Schools and colleges have been working together for a long time. During the 1970s, many colleges began programs with nearby schools that were designed to increase the number of minority students who went to college.

During the 1980s, many colleges added continuing education programs for teachers. There isn't a college in the country that can't point to a list of programs that it operates in conjunction with nearby schools.

But few colleges have a focused, comprehensive partnership with public schools, where both systems -- and both sets of leaders -- put their shoulders behind the same wheel.

Maryland, along with a handful of other states and about 35 communities, is an exception to this pattern.

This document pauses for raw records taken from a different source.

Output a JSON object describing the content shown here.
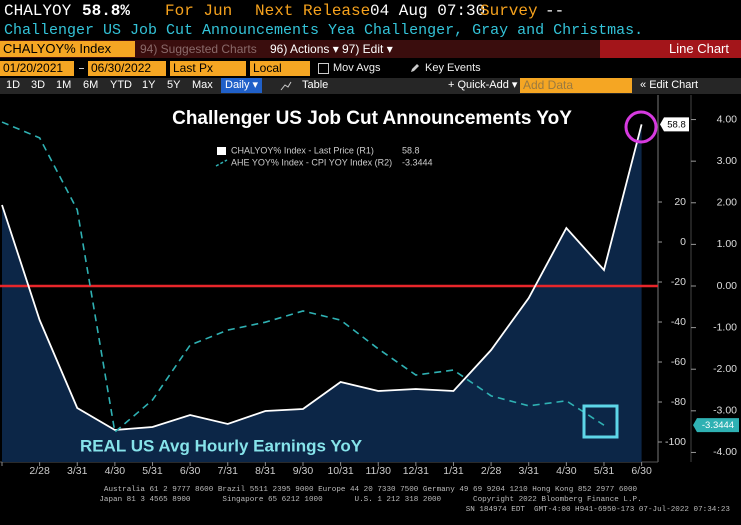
{
  "header": {
    "ticker": "CHALYOY",
    "value": "58.8%",
    "period": "For Jun",
    "next_release_label": "Next Release",
    "next_release": "04 Aug 07:30",
    "survey_label": "Survey",
    "survey": "--",
    "description": "Challenger US Job Cut Announcements Yea Challenger, Gray and Christmas."
  },
  "toolbar": {
    "security": "CHALYOY% Index",
    "suggested_charts": "94) Suggested Charts",
    "actions": "96) Actions",
    "edit": "97) Edit",
    "view": "Line Chart"
  },
  "controls": {
    "start_date": "01/20/2021",
    "end_date": "06/30/2022",
    "field": "Last Px",
    "currency": "Local CCY",
    "mov_avgs": "Mov Avgs",
    "key_events": "Key Events",
    "periods": [
      "1D",
      "3D",
      "1M",
      "6M",
      "YTD",
      "1Y",
      "5Y",
      "Max"
    ],
    "frequency": "Daily",
    "table": "Table",
    "quick_add": "Quick-Add",
    "add_data": "Add Data",
    "edit_chart": "Edit Chart"
  },
  "chart_data": {
    "type": "line",
    "title": "Challenger US Job Cut Announcements YoY",
    "annotation": "REAL US Avg Hourly Earnings YoY",
    "categories": [
      null,
      "2/28",
      "3/31",
      "4/30",
      "5/31",
      "6/30",
      "7/31",
      "8/31",
      "9/30",
      "10/31",
      "11/30",
      "12/31",
      "1/31",
      "2/28",
      "3/31",
      "4/30",
      "5/31",
      "6/30"
    ],
    "series": [
      {
        "name": "CHALYOY% Index - Last Price (R1)",
        "color": "#ffffff",
        "area_color": "#0c2647",
        "dash": false,
        "axis": "y",
        "values": [
          18.5,
          -39,
          -83,
          -94,
          -92.5,
          -86.5,
          -91,
          -84.5,
          -83.5,
          -70,
          -74.5,
          -73.5,
          -74.5,
          -54,
          -28,
          7,
          -14,
          58.8
        ]
      },
      {
        "name": "AHE YOY% Index - CPI YOY Index (R2)",
        "color": "#2fb1b3",
        "dash": true,
        "axis": "y2",
        "values": [
          3.94,
          3.56,
          1.83,
          -3.51,
          -2.74,
          -1.42,
          -1.06,
          -0.87,
          -0.6,
          -0.82,
          -1.51,
          -2.14,
          -2.02,
          -2.64,
          -2.88,
          -2.76,
          -3.3444,
          null
        ]
      }
    ],
    "ylim": [
      -110,
      71
    ],
    "yticks": [
      20,
      0,
      -20,
      -40,
      -60,
      -80,
      -100
    ],
    "y2lim": [
      -4.23,
      4.47
    ],
    "y2ticks": [
      {
        "value": 4,
        "label": "4.00"
      },
      {
        "value": 3,
        "label": "3.00"
      },
      {
        "value": 2,
        "label": "2.00"
      },
      {
        "value": 1,
        "label": "1.00"
      },
      {
        "value": 0,
        "label": "0.00"
      },
      {
        "value": -1,
        "label": "-1.00"
      },
      {
        "value": -2,
        "label": "-2.00"
      },
      {
        "value": -3,
        "label": "-3.00"
      },
      {
        "value": -4,
        "label": "-4.00"
      }
    ],
    "reference_line": {
      "axis": "y2",
      "value": 0,
      "color": "#e8262b"
    }
  },
  "footer": {
    "lines": [
      "Australia 61 2 9777 8600 Brazil 5511 2395 9000 Europe 44 20 7330 7500 Germany 49 69 9204 1210 Hong Kong 852 2977 6000",
      "Japan 81 3 4565 8900       Singapore 65 6212 1000       U.S. 1 212 318 2000       Copyright 2022 Bloomberg Finance L.P.",
      "SN 184974 EDT  GMT-4:00 H941-6950-173 07-Jul-2022 07:34:23"
    ]
  }
}
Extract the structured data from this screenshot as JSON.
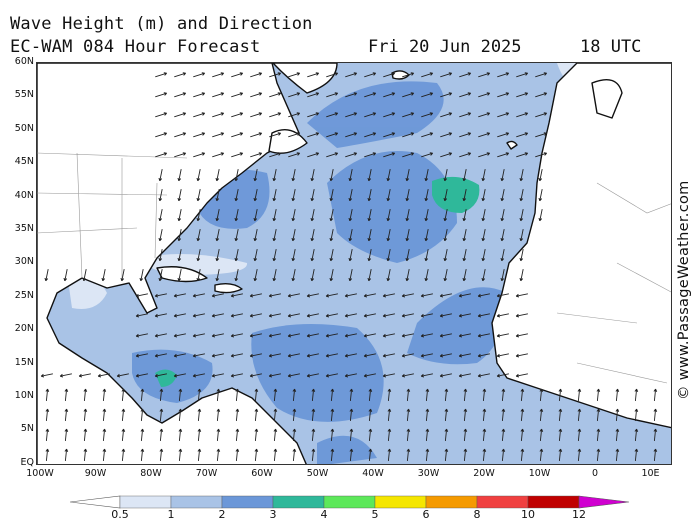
{
  "title": {
    "line1": "Wave Height (m) and Direction",
    "line2": "EC-WAM 084 Hour Forecast",
    "date": "Fri 20 Jun 2025",
    "time": "18 UTC"
  },
  "copyright": "© www.PassageWeather.com",
  "lat_labels": [
    "60N",
    "55N",
    "50N",
    "45N",
    "40N",
    "35N",
    "30N",
    "25N",
    "20N",
    "15N",
    "10N",
    "5N",
    "EQ"
  ],
  "lon_labels": [
    "100W",
    "90W",
    "80W",
    "70W",
    "60W",
    "50W",
    "40W",
    "30W",
    "20W",
    "10W",
    "0",
    "10E"
  ],
  "colorbar": {
    "labels": [
      "0.5",
      "1",
      "2",
      "3",
      "4",
      "5",
      "6",
      "8",
      "10",
      "12"
    ],
    "colors": [
      "#ffffff",
      "#dce6f5",
      "#a9c3e6",
      "#6b97d8",
      "#2fb89a",
      "#5de85a",
      "#f5e600",
      "#f59a00",
      "#f04040",
      "#c00000",
      "#d000d0"
    ]
  },
  "colors": {
    "land": "#ffffff",
    "sea_low": "#a9c3e6",
    "sea_mid": "#6b97d8",
    "sea_high": "#2fb89a",
    "arrow": "#222222"
  }
}
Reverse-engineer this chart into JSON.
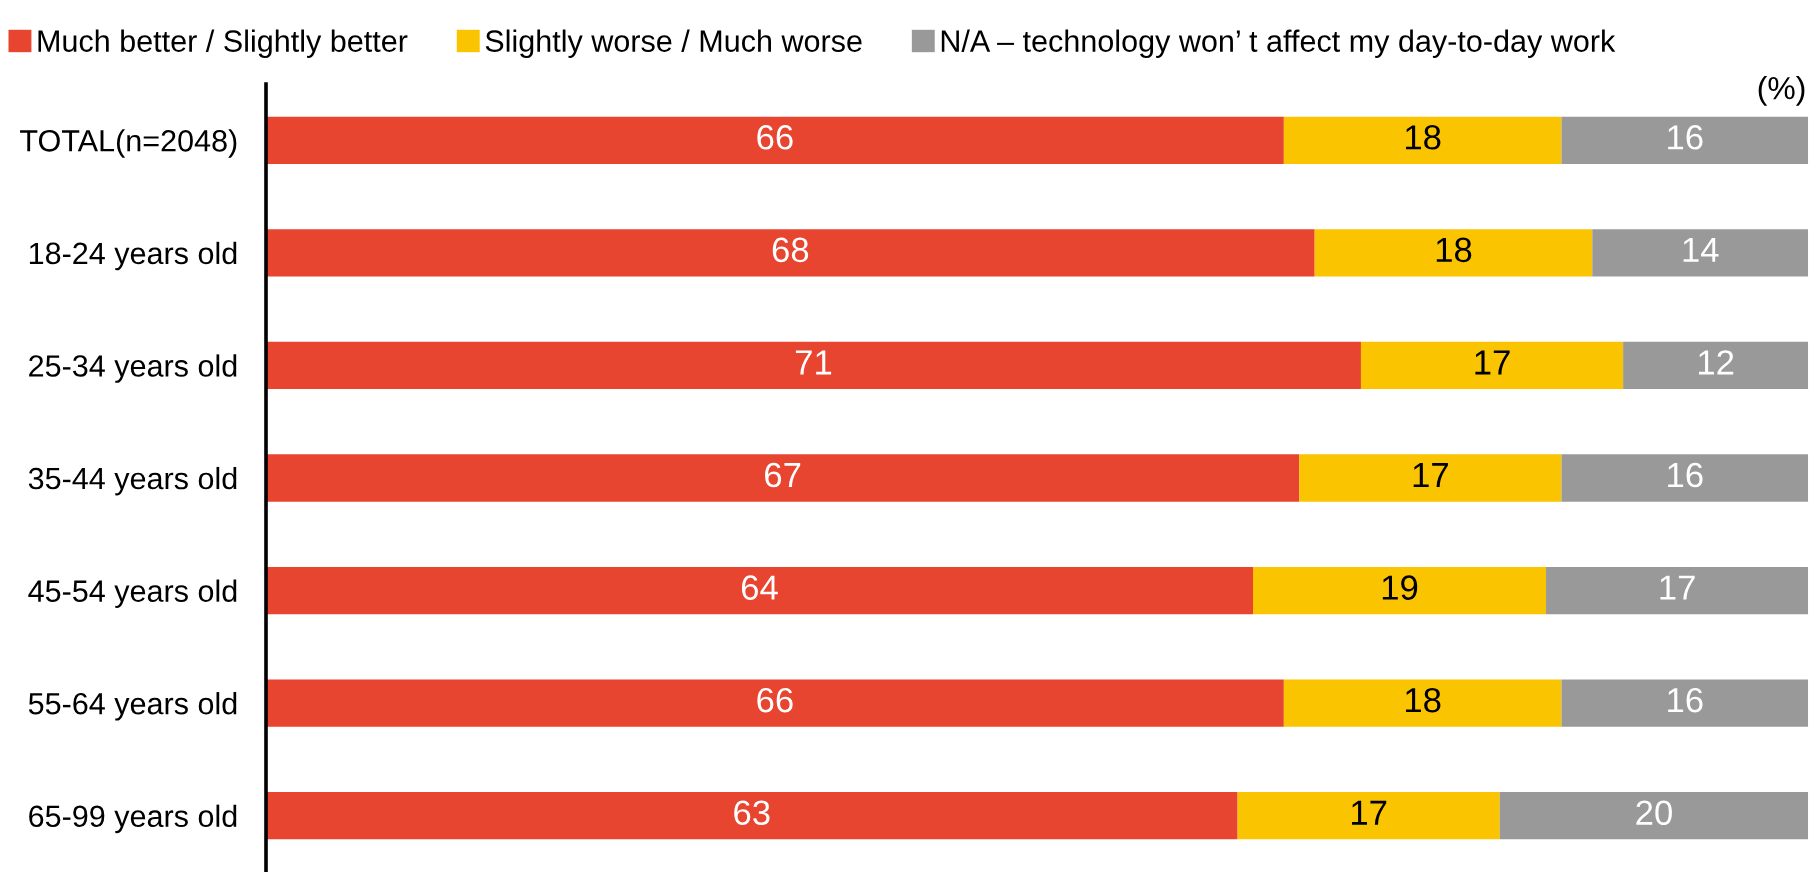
{
  "chart_data": {
    "type": "bar",
    "orientation": "horizontal",
    "stacked": true,
    "categories": [
      "TOTAL(n=2048)",
      "18-24 years old",
      "25-34 years old",
      "35-44 years old",
      "45-54 years old",
      "55-64 years old",
      "65-99 years old"
    ],
    "series": [
      {
        "name": "Much better / Slightly better",
        "color": "#e84530",
        "values": [
          66,
          68,
          71,
          67,
          64,
          66,
          63
        ]
      },
      {
        "name": "Slightly worse / Much worse",
        "color": "#fac400",
        "values": [
          18,
          18,
          17,
          17,
          19,
          18,
          17
        ]
      },
      {
        "name": "N/A – technology won’ t affect my day-to-day work",
        "color": "#999999",
        "values": [
          16,
          14,
          12,
          16,
          17,
          16,
          20
        ]
      }
    ],
    "xlim": [
      0,
      100
    ],
    "tick_labels": "y",
    "data_labels": true,
    "legend": "top",
    "grid": false,
    "annotations": [
      "(%)"
    ]
  }
}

Here, the leaders of both systems are working together on common problems, not blaming one another for failures.

An example of this was the recently released report showing minority student achievement in Maryland lagging behind the general student population.

At a press conference to discuss the report, Donald N. Langenberg, chancellor of the University System of Maryland and state school Superintendent Nancy S. Grasmick offered the type of honest, clear data about minority student achievement that most education officials would rather hide from public view.

They are working on a set of standards and assessments, including tougher certification tests for teachers and challenging high school exams necessary for graduation -- that will help ensure that Maryland high school graduates will be prepared for college-level work.

Maryland officials recognize they still have a lot of work to do on education reform.

With an aggressive kindergarten through college strategy, the state can go the remaining distance, improving student success in high school and college, and closing the alarming gaps between the races that have hobbled the state for too long.

Kati Haycock is director of the Education Trust, a Washington-based nonprofit group dedicated to raising academic achievement, especially for low-income and minority students.